By Hana Namrouqa

AMMAN – By the end of this year all the Kingdom’s aquifers will be linked to a system which evaluates the behaviour of underground basins and the quantity of water pumped from them, a government official said on Tuesday.

The country’s three main basins, Amman-Zarqa, Azraq and the Jordan Valley, have been linked to the Water Evaluation and Planning System (WEAP), while the remaining 15 aquifers will be covered by the end of this year, Ministry of Water and Irrigation Secretary General Maysoon Zu’bi said yesterday.

Applying the system will help the ministry obtain timely, reliable and up-to-date information, explore management scenarios and provide decision makers with recommendations, she said at a regional conference, where water experts and officials are discussing the use of the WEAP as a tool for integrated management of water resources and climate change adaptation.

“The Water Evaluation and Planning System model is proving to be an invaluable tool for water resource planning and is providing an important contribution to the revision of the national water master plan,” Zu’bi underscored.

The three-day event, which brings together representatives from 13 Arab and foreign countries, is organised by the Ministry of Water and Irrigation in cooperation with the Arab Centre for the Study of Arid Zones and Dry Lands (ACSAD) and the Federal Institute for Geosciences and Natural Resources.

The Arab world is forecast to witness severe water shortage in the future, Abdullah Droubi, director of ACSAD’s water department, said yesterday, attributing the prediction to low levels of rainfall and recurring drought.
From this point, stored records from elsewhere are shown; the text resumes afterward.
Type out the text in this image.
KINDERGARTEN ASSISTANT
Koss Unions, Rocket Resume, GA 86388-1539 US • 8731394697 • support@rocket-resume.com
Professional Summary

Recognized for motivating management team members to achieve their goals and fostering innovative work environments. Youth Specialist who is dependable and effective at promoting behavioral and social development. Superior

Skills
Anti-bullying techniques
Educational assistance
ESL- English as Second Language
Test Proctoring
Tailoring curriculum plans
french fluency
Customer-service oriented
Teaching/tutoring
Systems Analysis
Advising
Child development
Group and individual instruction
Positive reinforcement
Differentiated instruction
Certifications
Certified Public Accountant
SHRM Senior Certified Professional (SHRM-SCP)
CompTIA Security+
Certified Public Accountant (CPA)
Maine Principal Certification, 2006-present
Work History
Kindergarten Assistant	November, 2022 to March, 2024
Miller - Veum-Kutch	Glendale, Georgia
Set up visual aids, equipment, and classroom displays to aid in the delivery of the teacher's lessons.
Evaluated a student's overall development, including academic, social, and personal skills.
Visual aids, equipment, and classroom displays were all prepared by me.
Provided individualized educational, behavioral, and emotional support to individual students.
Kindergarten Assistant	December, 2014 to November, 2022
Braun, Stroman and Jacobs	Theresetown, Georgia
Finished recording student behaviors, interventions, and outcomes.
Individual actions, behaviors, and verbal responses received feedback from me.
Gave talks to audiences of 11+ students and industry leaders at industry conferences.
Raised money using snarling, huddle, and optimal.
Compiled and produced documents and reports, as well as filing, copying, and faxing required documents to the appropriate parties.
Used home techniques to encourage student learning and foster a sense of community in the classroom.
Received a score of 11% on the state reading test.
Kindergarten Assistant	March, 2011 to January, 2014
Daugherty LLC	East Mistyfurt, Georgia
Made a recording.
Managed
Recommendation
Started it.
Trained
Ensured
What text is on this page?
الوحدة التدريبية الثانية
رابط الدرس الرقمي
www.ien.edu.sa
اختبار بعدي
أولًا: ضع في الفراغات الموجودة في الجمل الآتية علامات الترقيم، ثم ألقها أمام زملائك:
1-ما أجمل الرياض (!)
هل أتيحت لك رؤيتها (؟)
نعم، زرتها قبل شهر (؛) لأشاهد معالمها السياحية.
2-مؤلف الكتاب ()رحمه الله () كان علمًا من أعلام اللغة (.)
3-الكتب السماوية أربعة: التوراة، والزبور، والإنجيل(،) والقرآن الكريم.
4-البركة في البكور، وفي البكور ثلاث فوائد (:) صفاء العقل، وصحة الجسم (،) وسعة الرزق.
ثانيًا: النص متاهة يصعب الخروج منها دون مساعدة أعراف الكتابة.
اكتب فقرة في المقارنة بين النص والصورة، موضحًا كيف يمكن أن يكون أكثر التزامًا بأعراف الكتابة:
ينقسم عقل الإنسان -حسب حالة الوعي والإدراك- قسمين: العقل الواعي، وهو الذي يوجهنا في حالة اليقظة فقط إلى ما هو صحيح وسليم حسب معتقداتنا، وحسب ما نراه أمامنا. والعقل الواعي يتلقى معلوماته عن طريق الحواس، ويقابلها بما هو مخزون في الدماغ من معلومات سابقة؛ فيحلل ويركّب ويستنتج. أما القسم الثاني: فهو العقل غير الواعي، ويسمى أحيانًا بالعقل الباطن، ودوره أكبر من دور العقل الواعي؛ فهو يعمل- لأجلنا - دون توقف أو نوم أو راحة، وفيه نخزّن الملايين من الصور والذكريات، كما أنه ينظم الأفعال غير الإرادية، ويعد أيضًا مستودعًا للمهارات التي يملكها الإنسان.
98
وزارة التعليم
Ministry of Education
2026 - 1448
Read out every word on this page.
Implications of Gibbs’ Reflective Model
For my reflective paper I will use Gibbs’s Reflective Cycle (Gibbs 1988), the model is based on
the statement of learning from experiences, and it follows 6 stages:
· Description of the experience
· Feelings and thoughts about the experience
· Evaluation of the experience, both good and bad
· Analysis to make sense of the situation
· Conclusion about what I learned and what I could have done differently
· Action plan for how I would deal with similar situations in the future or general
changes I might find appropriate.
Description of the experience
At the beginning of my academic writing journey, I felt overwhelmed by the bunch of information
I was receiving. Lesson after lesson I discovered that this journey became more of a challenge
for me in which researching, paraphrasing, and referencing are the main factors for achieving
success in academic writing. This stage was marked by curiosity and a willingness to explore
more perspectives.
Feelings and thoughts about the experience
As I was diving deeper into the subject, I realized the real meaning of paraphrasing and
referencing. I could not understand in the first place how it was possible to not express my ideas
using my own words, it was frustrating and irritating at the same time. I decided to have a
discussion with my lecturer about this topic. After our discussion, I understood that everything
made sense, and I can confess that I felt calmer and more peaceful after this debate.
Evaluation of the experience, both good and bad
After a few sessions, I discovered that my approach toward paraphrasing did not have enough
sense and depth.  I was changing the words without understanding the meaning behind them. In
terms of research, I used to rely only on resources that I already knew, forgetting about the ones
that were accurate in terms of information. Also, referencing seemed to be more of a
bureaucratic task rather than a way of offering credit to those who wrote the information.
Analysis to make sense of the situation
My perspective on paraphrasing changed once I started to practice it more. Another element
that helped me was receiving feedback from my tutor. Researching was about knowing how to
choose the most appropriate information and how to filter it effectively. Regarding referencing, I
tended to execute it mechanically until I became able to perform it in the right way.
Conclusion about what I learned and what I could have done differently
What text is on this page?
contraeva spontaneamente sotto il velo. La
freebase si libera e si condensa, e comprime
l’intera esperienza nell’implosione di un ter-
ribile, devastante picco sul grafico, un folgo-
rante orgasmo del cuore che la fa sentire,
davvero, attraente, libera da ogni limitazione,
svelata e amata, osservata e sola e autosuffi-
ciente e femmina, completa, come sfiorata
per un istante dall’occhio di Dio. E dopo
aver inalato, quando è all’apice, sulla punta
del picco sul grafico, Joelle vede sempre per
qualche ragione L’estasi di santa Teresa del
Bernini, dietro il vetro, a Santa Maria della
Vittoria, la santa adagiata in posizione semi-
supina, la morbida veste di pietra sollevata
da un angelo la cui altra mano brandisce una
The fact that 65 per cent of the region’s water resources originate from non-Arab states worsens the situation, he said, noting that water sharing and allocations are subject to international laws and prevailing political conditions.

“A solution to the water problem is still unattainable. Over a third of the Arab population … still lack clean water, while over half of the region’s food needs is imported due to water scarcity,” Droubi said.

Water resources in the region are constantly being depleted, which necessitates implementing integrated water management systems among Arab states, according to water experts.

Maximilian Rasch, first secretary at the German embassy and head of the development cooperation section, highlighted that saving water and exploring new non-conventional water resources is vital for generating water in the Arab world.

He noted that applying an efficient water-pricing system, reducing water loss and desalinating Red Sea water are among measures to address Jordan’s acute water shortage.